By Aaron Israel
Consider with me a story found in the Gospel of Luke. In this passage, Jesus is dining (along with several other guests) at the home of a “prominent Pharisee.” At some point during the dinner party, Jesus says this to his host:
“…when you give a luncheon or dinner, do not invite your friends, your brothers or sisters, your relatives, or your rich neighbors; if you do, they may invite you back, and so you will be repaid. But when you give a banquet, invite the poor, the crippled, the lame, the blind, and you will be blessed. Although they cannot repay you, you will be repaid at the resurrection of the righteous.” – Luke 14:12-14
Take a moment, and reflect on your life through the lens of what Jesus says here. How often do you practice hospitality? How often do you invite people into your home, into your life? And how often do you invite someone who isn’t a friend, family member, or a well-respected member of your community?
When Jesus told the Pharisee to “invite the poor, the crippled, the lame, the blind,” he was describing people viewed as the most undesirable in society. The marginalized. The outsiders. When you host a dinner party, do you ever ask, who is the most undesirable person I could invite? I sure don’t. Yet this is the radical hospitality that Jesus calls us to embody. To invite a stranger, a homeless person, a societal outcast, or maybe even a personal enemy into our home to break bread with us. Practicing this type of hospitality may seem daunting or even scary, but it is an essential part of what it means to participate in the upside-down kingdom of heaven that Jesus preached. It is hospitality that shows no favoritism, hospitality that affirms the full humanity and infinite value of those who society deems less than.
In her book “The Gospel Comes With a House-Key,” Rosaria Butterfield describes Christian hospitality thusly:
“Radically ordinary hospitality is this: using your Christian home in a daily way that seeks to make strangers neighbors, and neighbors family of God.”
Picture what it would look like if Jesus’ followers everywhere began to take this seriously. Imagine if our homes were known in our neighborhoods as the homes where anyone and everyone is welcome. Homes where surprising friendships are formed and lives are changed – where a beautiful tapestry of love is woven through good food, laughter, and deep conversations.
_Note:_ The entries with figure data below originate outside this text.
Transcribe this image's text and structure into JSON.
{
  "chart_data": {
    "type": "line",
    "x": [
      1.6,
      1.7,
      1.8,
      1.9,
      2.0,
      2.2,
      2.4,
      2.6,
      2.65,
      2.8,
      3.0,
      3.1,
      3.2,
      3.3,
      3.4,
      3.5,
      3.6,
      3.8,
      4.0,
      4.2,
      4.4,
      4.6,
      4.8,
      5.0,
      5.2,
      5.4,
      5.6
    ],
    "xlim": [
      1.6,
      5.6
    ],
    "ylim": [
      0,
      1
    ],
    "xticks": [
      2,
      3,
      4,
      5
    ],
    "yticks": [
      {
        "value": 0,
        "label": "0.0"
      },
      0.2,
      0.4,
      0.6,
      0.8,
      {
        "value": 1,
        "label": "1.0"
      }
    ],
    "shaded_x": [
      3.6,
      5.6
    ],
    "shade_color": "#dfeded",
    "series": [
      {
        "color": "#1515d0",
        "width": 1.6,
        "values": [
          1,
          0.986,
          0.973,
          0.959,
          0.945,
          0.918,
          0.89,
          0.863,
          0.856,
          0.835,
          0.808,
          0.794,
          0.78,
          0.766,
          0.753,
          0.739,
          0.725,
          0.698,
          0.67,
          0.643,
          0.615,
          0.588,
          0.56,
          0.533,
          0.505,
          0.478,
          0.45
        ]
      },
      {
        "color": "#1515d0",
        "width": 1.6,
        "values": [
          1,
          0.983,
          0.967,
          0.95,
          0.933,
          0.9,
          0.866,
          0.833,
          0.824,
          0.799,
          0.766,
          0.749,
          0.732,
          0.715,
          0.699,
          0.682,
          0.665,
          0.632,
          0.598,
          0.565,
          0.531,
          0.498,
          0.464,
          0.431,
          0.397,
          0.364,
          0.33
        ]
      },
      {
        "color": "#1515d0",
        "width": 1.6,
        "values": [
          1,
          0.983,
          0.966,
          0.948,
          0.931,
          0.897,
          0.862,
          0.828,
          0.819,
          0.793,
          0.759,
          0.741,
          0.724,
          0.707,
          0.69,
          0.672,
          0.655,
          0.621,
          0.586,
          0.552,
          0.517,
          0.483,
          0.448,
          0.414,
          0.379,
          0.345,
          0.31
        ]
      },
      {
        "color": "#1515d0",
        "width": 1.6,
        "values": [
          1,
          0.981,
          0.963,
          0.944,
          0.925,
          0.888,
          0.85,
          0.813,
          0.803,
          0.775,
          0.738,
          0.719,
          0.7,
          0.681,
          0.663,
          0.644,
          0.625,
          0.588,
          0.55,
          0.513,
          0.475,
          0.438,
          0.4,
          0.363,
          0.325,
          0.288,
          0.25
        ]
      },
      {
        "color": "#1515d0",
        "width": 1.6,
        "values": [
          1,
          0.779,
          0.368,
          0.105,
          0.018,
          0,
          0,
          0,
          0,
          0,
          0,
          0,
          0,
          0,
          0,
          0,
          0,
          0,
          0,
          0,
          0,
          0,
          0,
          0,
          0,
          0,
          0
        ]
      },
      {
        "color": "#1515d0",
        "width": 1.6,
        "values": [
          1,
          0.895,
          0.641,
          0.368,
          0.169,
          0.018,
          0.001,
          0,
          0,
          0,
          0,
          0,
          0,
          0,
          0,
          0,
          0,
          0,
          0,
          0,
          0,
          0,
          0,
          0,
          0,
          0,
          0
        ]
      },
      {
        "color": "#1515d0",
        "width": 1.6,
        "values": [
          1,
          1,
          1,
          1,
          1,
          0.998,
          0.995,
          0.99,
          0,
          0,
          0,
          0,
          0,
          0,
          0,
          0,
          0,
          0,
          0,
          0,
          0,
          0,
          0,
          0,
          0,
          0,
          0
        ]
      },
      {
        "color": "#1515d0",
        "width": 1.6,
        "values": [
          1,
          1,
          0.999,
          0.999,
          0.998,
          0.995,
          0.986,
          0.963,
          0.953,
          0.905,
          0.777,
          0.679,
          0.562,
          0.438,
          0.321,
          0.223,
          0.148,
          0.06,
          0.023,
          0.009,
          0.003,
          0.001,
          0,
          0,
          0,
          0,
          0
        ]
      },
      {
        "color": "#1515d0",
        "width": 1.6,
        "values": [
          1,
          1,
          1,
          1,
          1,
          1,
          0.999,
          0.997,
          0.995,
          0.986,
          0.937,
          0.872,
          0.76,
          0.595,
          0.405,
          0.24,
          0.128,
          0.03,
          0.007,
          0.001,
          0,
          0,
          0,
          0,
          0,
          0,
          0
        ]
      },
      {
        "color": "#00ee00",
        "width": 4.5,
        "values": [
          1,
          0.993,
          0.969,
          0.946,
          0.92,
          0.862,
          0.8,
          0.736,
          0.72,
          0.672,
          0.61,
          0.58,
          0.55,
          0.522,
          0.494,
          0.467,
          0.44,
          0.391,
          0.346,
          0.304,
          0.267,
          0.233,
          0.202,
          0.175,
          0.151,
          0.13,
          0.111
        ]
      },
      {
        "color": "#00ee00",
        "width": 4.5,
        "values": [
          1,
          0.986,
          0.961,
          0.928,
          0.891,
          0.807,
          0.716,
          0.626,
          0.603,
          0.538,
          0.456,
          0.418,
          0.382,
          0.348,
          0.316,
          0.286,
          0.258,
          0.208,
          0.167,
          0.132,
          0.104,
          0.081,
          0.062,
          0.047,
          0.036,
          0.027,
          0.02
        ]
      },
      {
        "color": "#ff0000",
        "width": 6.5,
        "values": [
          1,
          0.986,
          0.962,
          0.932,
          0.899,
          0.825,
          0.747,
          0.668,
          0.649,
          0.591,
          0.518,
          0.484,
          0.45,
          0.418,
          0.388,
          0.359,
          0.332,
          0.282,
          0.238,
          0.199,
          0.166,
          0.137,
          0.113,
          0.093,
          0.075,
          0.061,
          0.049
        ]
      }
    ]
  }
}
If this vision is to become a reality, it starts with you and me, in our local communities. If you are reading this, I challenge you to take a step of faith this holiday season. Who is someone in need or neglected who you can invite into your home? But don’t stop there…how can you incorporate radical hospitality into your weekly or even daily schedule? If you struggle to envision what this could look like, I recommend reading the book I quoted earlier in this article, “The Gospel Comes With A House-key”.
Practicing the hospitality that Jesus asks of us is risky, but worth it. Scripture is clear: we cannot love people the way Jesus loves without risk. We must embrace the risk to follow him, and be transformed. If we embrace the risk, both our lives and others will be forever changed.
Aaron Israel is a campus minister working with Ratio Christi at Appalachian State University. Aaron enjoys deep conversations, good books, music, adventure, and blessing others through creativity. He is committed to the vision of creating organic discipleship communities that bring together unlikely people.